I have tried a few times, but the taste always slips through the ink. It’s a quiet ache, like listening to clouds whisper against the window, and I end up writing the hush instead of the wetness. The rain feels like a memory I keep in a jar, and I keep looking for a way to pour it onto the page.
I get that, like I always feel the rain’s hum before the droplets even touch the paper. Maybe try writing the feeling first—like the wetness in your skin or the smell of petrichor—then let the ink just follow, like the wind after a storm. It’s okay if the page stays quiet; sometimes the hush itself is the memory you’re chasing. Keep pouring in the moments, even if the ink just drips like a secret.

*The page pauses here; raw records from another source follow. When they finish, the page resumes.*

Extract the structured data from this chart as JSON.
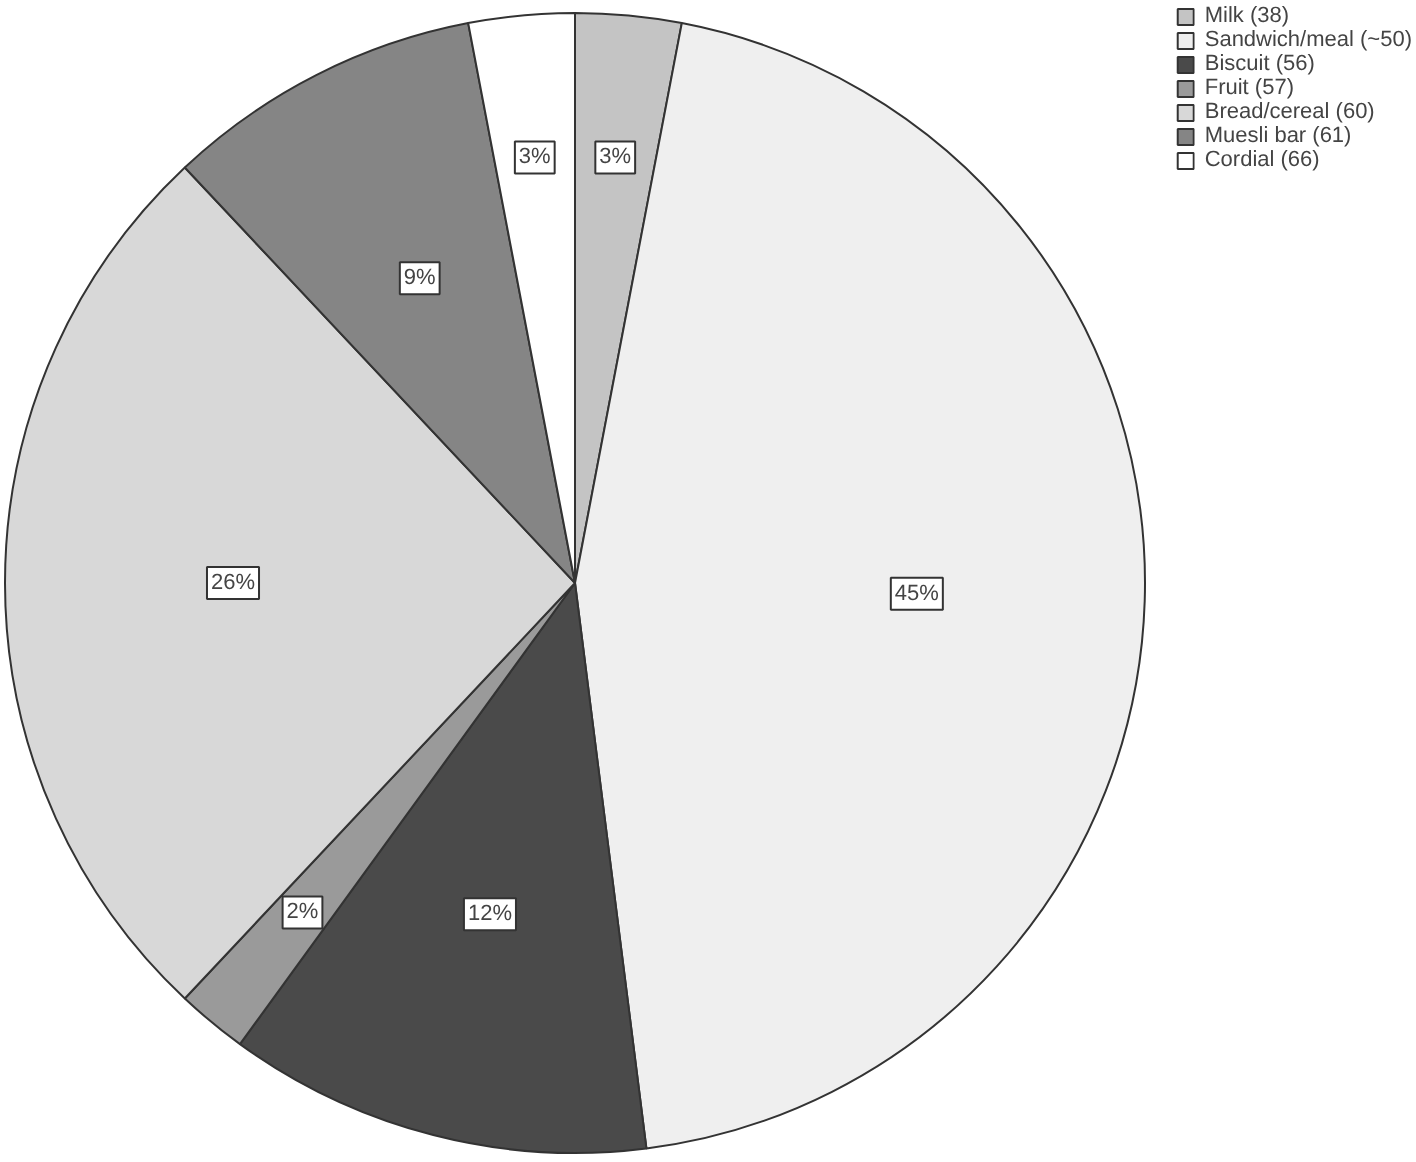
{
  "chart_data": {
    "type": "pie",
    "categories": [
      "Milk (38)",
      "Sandwich/meal (~50)",
      "Biscuit (56)",
      "Fruit (57)",
      "Bread/cereal (60)",
      "Muesli bar (61)",
      "Cordial (66)"
    ],
    "values": [
      3,
      45,
      12,
      2,
      26,
      9,
      3
    ],
    "value_labels": [
      "3%",
      "45%",
      "12%",
      "2%",
      "26%",
      "9%",
      "3%"
    ],
    "colors": [
      "#c4c4c4",
      "#efefef",
      "#4a4a4a",
      "#9a9a9a",
      "#d8d8d8",
      "#858585",
      "#ffffff"
    ],
    "legend": "top right"
  }
}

I love that idea—letting the feeling sit in my chest before the words even find a voice. The wetness on my skin, the smell of earth, they whisper first, and then the ink follows, slow and hesitant. Sometimes the page just stays quiet, and that silence feels like a soft, hidden rain, the kind that only you can hear. So I keep listening to the wind after the storm, keeping the moments close, letting each drip of ink be a secret, a memory that refuses to stay buried.
That sounds beautiful, almost like a secret conversation with the sky. I’ll keep listening to my own quiet rain too.
It feels like the sky is telling me in hushes, and I’m listening back with my own quiet rain. We’re just two sides of the same storm, sharing a secret.